On 30 April, U Khin Yi, Minister of Immigration and Population, coinciding with the visit of UN Secretary General Ban Ki-moon, signed a letter confirming commitment to conduct a nationwide census by 2014, adhering to global standards.
Mohamed Abdel-Ahad, country representative for UN Funding for Population Activities (UFPA) also disclosed that the world body would assist in training for survey and drafting survey documents during the two years leading up to the data-collection period.
According to www.gov.ai, plans must be, in the first place, drawn up what information is to be collected, how it is to be recorded and how the findings are to be presented. The country is then divided into small areas called Enumeration Districts (EDs) and interviewers assigned to each of them are trained how to collect data.
Looking back to previous census takings, I think the first thing to do is to convince the populace, to whom “counting people’s heads” (as census is known to most) by bitter experiences means making it easier for the government to collect soldiers and taxes, how it will benefit them in a new democratic union. Ignoring this warning will only lead to repetition of past mistakes.
I also think the following suggestions are worth considering:
- Deciding how many “national races” there are in the country
- Deciding what national race a citizen is
- Deciding whether there should be surnames
- Should there be “U” (Mister) and “Daw” (Miss/Mrs) for “Sai” (Mister) and “Nang” (Miss/Mrs) for Shans and “Saw” (Mister) and “Naw” (Miss/Mrs) for Karens?
- How non-Burman names should be spelt in English
There are a lot of things to say about the first question, because officially, there are 135 “national races” in the union and previous governments had taken pains to identify each of them to the outsiders to show that the country, without the military holding it together, would split into 135 independent states.
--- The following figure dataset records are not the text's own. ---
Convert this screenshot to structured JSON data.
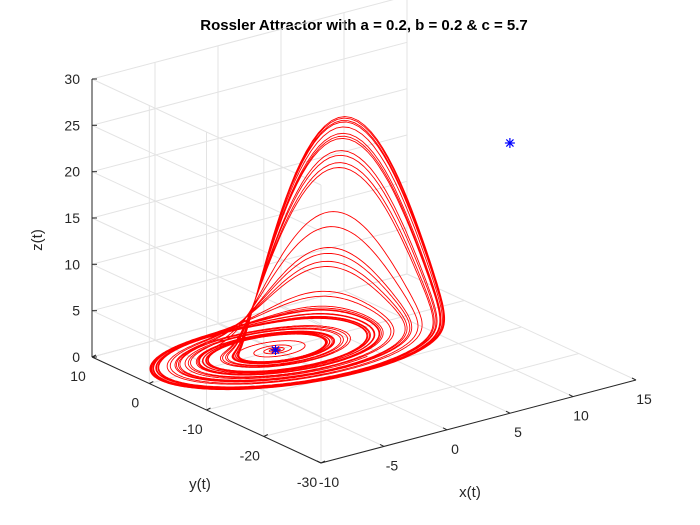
{
  "chart_data": {
    "type": "line3d",
    "title": "Rossler Attractor with a = 0.2, b = 0.2 & c = 5.7",
    "xlabel": "x(t)",
    "ylabel": "y(t)",
    "zlabel": "z(t)",
    "xlim": [
      -10,
      15
    ],
    "ylim": [
      -30,
      10
    ],
    "zlim": [
      0,
      30
    ],
    "xticks": [
      -10,
      -5,
      0,
      5,
      10,
      15
    ],
    "xtick_labels": [
      "-10",
      "-5",
      "0",
      "5",
      "10",
      "15"
    ],
    "yticks": [
      -30,
      -20,
      -10,
      0,
      10
    ],
    "ytick_labels": [
      "-30",
      "-20",
      "-10",
      "0",
      "10"
    ],
    "zticks": [
      0,
      5,
      10,
      15,
      20,
      25,
      30
    ],
    "ztick_labels": [
      "0",
      "5",
      "10",
      "15",
      "20",
      "25",
      "30"
    ],
    "grid": true,
    "view": "3d-box",
    "series": [
      {
        "kind": "trajectory",
        "system": "rossler",
        "params": {
          "a": 0.2,
          "b": 0.2,
          "c": 5.7
        },
        "color": "#ff0000",
        "initial_condition": [
          0,
          0,
          0
        ]
      }
    ],
    "markers": [
      {
        "symbol": "*",
        "color": "#0000ff",
        "x": 0.007,
        "y": -0.035,
        "z": 0.035
      },
      {
        "symbol": "*",
        "color": "#0000ff",
        "x": 5.69,
        "y": -28.47,
        "z": 28.47
      }
    ]
  }
}
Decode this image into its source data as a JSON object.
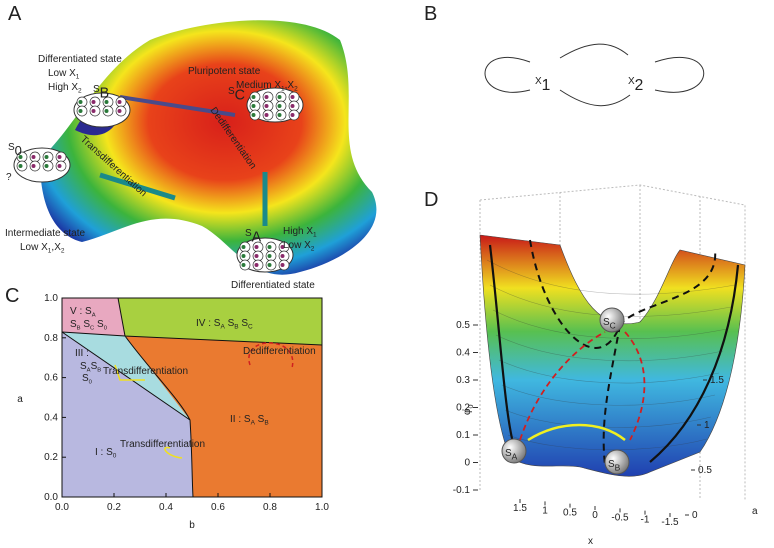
{
  "panels": {
    "A": {
      "letter": "A",
      "labels": [
        [
          "Differentiated state"
        ],
        [
          "Low X",
          {
            "sub": "1"
          }
        ],
        [
          "High X",
          {
            "sub": "2"
          }
        ],
        [
          "S",
          {
            "sub": "B"
          }
        ],
        [
          "S",
          {
            "sub": "C"
          }
        ],
        [
          "Pluripotent state"
        ],
        [
          "Medium X",
          {
            "sub": "1"
          },
          ",X",
          {
            "sub": "2"
          }
        ],
        [
          "Dedifferentiation"
        ],
        [
          "Transdifferentiation"
        ],
        [
          "S",
          {
            "sub": "0"
          }
        ],
        [
          "?"
        ],
        [
          "Intermediate state"
        ],
        [
          "Low X",
          {
            "sub": "1"
          },
          ",X",
          {
            "sub": "2"
          }
        ],
        [
          "S",
          {
            "sub": "A"
          }
        ],
        [
          "High X",
          {
            "sub": "1"
          }
        ],
        [
          "Low X",
          {
            "sub": "2"
          }
        ],
        [
          "Differentiated state"
        ]
      ]
    },
    "B": {
      "letter": "B",
      "nodes": [
        [
          "X",
          {
            "sub": "1"
          }
        ],
        [
          "X",
          {
            "sub": "2"
          }
        ]
      ]
    },
    "C": {
      "letter": "C",
      "xlabel": "b",
      "ylabel": "a",
      "xlim": [
        0,
        1
      ],
      "ylim": [
        0,
        1
      ],
      "xticks": [
        {
          "value": 0,
          "label": "0.0"
        },
        {
          "value": 0.2,
          "label": "0.2"
        },
        {
          "value": 0.4,
          "label": "0.4"
        },
        {
          "value": 0.6,
          "label": "0.6"
        },
        {
          "value": 0.8,
          "label": "0.8"
        },
        {
          "value": 1,
          "label": "1.0"
        }
      ],
      "yticks": [
        {
          "value": 0,
          "label": "0.0"
        },
        {
          "value": 0.2,
          "label": "0.2"
        },
        {
          "value": 0.4,
          "label": "0.4"
        },
        {
          "value": 0.6,
          "label": "0.6"
        },
        {
          "value": 0.8,
          "label": "0.8"
        },
        {
          "value": 1,
          "label": "1.0"
        }
      ],
      "labels": [
        [
          "V : S",
          {
            "sub": "A"
          }
        ],
        [
          "S",
          {
            "sub": "B"
          },
          " S",
          {
            "sub": "C"
          },
          " S",
          {
            "sub": "0"
          }
        ],
        [
          "IV : S",
          {
            "sub": "A"
          },
          " S",
          {
            "sub": "B"
          },
          " S",
          {
            "sub": "C"
          }
        ],
        [
          "III :"
        ],
        [
          "S",
          {
            "sub": "A"
          },
          "S",
          {
            "sub": "B"
          }
        ],
        [
          "S",
          {
            "sub": "0"
          }
        ],
        [
          "II : S",
          {
            "sub": "A"
          },
          " S",
          {
            "sub": "B"
          }
        ],
        [
          "I : S",
          {
            "sub": "0"
          }
        ],
        [
          "Dedifferentiation"
        ],
        [
          "Transdifferentiation"
        ],
        [
          "Transdifferentiation"
        ]
      ]
    },
    "D": {
      "letter": "D",
      "zlabel": [
        "φ",
        {
          "sub": "0"
        }
      ],
      "xlabel": "x",
      "alabel": "a",
      "zlim": [
        -0.1,
        0.5
      ],
      "zticks": [
        0.5,
        0.4,
        0.3,
        0.2,
        0.1,
        0,
        -0.1
      ],
      "xlim": [
        1.5,
        -1.5
      ],
      "xticks": [
        1.5,
        1,
        0.5,
        0,
        -0.5,
        -1,
        -1.5
      ],
      "alim": [
        0,
        1.5
      ],
      "aticks": [
        1.5,
        1,
        0.5,
        0
      ],
      "labels": [
        [
          "S",
          {
            "sub": "C"
          }
        ],
        [
          "S",
          {
            "sub": "A"
          }
        ],
        [
          "S",
          {
            "sub": "B"
          }
        ]
      ]
    }
  }
}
The result was the over-counting of each group. For example, the Shan group who are also known as Tais (Thais) have been divided into several national races:
Shan collective name for the group
Yon a sub-group
Khamti a sub-group
Kheun a sub-group
Shan Galay (Small Shan) another name for Taileng
Shan Gyi major sub-group
Tai Loi a sub-group
Taileng a sub-group
Tai Ner (Tai Ler) a sub-group
Mao Shan a sub-group
Other major ethnic groups especially Kachin and Chin are voicing the same complaint. “This is an overt act of Divide-and-Rule,” is the usual criticism one will hear from them.
Another cause for complaint is the arbitrary designation of a person’s national race. Recently, Kawli News had this interview with Khin Pyone Yi, Kachin State Minister for Shan Affairs:
“Tailengs are known variously as Shan Ni, Shan-Bamar, Shan Galay and Burmanized Shan. Shan Ni is a direct Burmese translation of Taileng. We are also called Shan Galay (Small Shan) because we are not Shans from Shan State. The reason for calling us Shan-Bamar is not because we are of mixed parentage, but because we don’t speak Shan anymore. That is why we are also called Burmanized Shan.
“The reason we became Bamar (Burmans) is because there are only slots for Shan and Bamar (Burman) in ID Form # 10. So even my own sister, who has been designated a Burman, was not allowed to vote for me.”
Another is the question of surnames or family names. Shans, like Chinese, Kachins and Chins, used to have family names, and some still do. Burmans/Bamars however don’t and it has been a long standing problem when someone talks about, say, Tin Oo. The immedicate response would be, “Which Tin Oo are you talking about? Glasses Tin Oo (former military intelligence chief), S-2 Tin Oo (Gen Tin Oo, late Secretary-2 of the ruling military council) or NLD Tin Oo?”
Yet another is the question of the prefix to ethnic names. We never address President Obama as U Mr Obama. So why should we call Sai Ta (Mr Ta) U Sai Ta? I think that is one question that needs to be answered.
Last but not least is the English spelling of ethnic names that the ordinary Burmans are unable to pronounce. But just because they cannot pronounce our names, does it mean we have to spell them in English the Burmese way? Should Nang Kham (Ms Kham) therefore become Nan Khan?
Of course, they may seem petty and narrow-minded to many a Burmese/Burman/Bamar leader. However if they don’t consider themselves conquerors who can impose anything they wish to the conquered but genuinely want to establish a long lasting union, these questions should be answered before the trainings for the 2014 census begin.